While 45 percent of people agree that most clogs can be avoided by using septic-safe products, that doesn’t matter much if your toilet is already clogged. Luckily there are plenty of solutions to a clogged toilet. If you’ve got somewhere else to be, some options require a few hours to set in so you can come back and check on it later, or if you need a quick fix, other options only take a few minutes.
1. Soap & Hot Water
Dish soap greases the clog and dislodges the debris; if you don’t have enough dish soap, cut up a soap bar and drop the chunks into the toilet. Lubricate the blockage with half a cup of dish soap and give it about 10-15 minutes to travel down to the source of the problem; next, add some hot (not boiling) water and let it sit.
2. Drain Cleaners
If you have drain cleaner, you’re already a step ahead! Make sure to use gloves to protect your hands from the harsh chemicals in most drain cleaning products to avoid caustic skin burns. Are you looking for an option that doesn’t require chemicals? Try this DIY drain de-clogger.
Make a combination of 1/4 cup of Epsom salt, two cups of baking soda, and about ten tablespoons of dish soap (at the dish soap, one tablespoon at a time).
Get a muffin tin and some liners to pour the mixture into, and let harden and dry overnight. Drop one into your toilet the next day and add four cups of water. Let sit for a few hours and check the results. Another explanation for a clogged toilet could be a calcium buildup.
Using a ratio of one cup of baking soda to two cups of vinegar will cause a chemical reaction that will bubble and hopefully loosen the clog. Once this mixture is in the toilet, wait about thirty minutes, follow it with hot water, and see if it drains. If it doesn’t seem draining, try again or move to the next solution
3. Hot Water
If you don’t want to throw soap into your toilet, try adding hot water! Pour hot water into the toilet, and let it remain for a few minutes to see if it loosens the blockage. If the water begins to recede, you’ll know it’s working. Make sure the water isn’t boiling, especially if you have PVC pipes.

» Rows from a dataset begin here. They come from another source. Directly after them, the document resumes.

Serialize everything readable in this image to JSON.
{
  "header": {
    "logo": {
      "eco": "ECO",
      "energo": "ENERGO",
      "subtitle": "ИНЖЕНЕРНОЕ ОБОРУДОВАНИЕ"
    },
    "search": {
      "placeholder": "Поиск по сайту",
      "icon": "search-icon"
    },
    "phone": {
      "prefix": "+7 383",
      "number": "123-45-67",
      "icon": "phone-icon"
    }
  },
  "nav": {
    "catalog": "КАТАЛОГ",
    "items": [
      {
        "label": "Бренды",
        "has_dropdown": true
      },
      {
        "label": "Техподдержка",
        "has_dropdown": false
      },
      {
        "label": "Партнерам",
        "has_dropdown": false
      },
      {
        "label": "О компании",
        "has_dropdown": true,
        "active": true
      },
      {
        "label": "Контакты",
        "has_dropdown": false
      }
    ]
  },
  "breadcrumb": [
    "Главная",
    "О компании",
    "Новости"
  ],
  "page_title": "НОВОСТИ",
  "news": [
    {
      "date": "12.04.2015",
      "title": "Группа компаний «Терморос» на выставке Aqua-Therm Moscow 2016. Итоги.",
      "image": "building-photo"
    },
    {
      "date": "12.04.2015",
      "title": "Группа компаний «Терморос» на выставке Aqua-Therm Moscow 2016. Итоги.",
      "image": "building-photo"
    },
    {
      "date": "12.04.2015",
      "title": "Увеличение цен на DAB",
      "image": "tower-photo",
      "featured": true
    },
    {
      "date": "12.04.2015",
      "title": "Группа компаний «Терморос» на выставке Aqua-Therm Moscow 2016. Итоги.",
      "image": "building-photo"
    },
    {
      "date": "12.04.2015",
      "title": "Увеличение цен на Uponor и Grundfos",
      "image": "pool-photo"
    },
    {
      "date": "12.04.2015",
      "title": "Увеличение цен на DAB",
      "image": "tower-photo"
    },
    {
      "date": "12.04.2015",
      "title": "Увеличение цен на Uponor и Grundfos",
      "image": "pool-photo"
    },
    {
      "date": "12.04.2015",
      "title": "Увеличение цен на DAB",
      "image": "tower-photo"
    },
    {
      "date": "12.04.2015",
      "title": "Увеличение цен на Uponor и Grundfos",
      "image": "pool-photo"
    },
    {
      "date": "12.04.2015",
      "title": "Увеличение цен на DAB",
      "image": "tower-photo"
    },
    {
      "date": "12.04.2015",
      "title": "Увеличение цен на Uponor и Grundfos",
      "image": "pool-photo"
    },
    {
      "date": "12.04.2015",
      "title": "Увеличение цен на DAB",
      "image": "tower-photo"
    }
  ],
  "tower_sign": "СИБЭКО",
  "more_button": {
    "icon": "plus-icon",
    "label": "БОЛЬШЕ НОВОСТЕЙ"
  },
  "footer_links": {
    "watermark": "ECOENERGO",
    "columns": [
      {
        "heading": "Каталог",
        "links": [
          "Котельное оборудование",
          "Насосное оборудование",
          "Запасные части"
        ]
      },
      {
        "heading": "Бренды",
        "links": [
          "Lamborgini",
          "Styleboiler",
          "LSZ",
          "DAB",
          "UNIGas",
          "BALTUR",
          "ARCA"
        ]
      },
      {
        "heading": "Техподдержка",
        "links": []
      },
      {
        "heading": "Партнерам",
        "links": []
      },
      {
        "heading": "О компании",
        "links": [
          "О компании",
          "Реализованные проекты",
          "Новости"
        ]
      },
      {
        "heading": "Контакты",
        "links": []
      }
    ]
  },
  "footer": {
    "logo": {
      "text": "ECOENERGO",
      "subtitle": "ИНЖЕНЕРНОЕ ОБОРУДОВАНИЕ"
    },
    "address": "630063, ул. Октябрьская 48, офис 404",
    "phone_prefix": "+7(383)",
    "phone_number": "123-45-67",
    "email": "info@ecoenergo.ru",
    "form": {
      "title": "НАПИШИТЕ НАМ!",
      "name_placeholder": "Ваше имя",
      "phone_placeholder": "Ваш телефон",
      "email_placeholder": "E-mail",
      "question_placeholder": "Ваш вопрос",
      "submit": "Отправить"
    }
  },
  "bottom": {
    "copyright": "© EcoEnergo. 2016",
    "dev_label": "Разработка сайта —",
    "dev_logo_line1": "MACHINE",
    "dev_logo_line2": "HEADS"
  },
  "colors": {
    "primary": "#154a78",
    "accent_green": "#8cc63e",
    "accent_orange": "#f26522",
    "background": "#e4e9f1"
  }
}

A clogged drain will trap the boiling water in the pipes and warp or soften your lines and seals, potentially causing a leak. Afterward, be sure to flush your toilet a couple of times to break apart the clog even more
4. Plastic Bottle
As crazy as it sounds, a plastic bottle is very effective on clogged toilets. You’ll want to grab a pair of long rubber gloves, old clothes, and towels or something equivalent to soak up any overflow. Once you have your supplies, cut the bottom off of the plastic bottle and set it aside. Next, remove the dirty water from the toilet with a small container.
When you’ve removed enough water to reach your hand into the bowl without causing overflow, it’s time to grab the plastic bottle. To create a seal, you can leave the cap on the bottle. If you’ve already thrown out the cap, place your thumb over the top or use plastic wrap and a rubber band to seal it. For the last step, push the bottle, open-end down, into the toilet and plunge it up and down using force. Make sure the bottle stays entirely underwater during the whole process.
This will create a vacuum that should pull the clog back into the main drain allowing you to remove it. While it would seem that a plunger would do the same job, the size of the bottle compared to a generic plunger makes it much more powerful.
5. Plumbing Snake
Readily available in most homes, you’ll be able to find a plumbing snake, also known as a closet auger. When going to use an auger, make sure to wear gloves to avoid getting dirty toilet water on yourself. With your gloves on, put one end of the auger into the toilet and gently push down further and further into the toilet until you feel resistance.
Then push and twist the handle or other end of the auger in a clockwise direction to allow the auger to push the clog into the toilet drain. Continue driving and turning until the drill can move freely without any resistance. Once you can no longer feel any resistance, flush the toilet. If it flows faster, you’re good to go. If not, try it one more time.
If these tricks don’t work for you and you can’t unclog badly blocked toilet, consult a plumber near you, as the issue may lie in the main line, especially if the water is backing up into other sink and drains.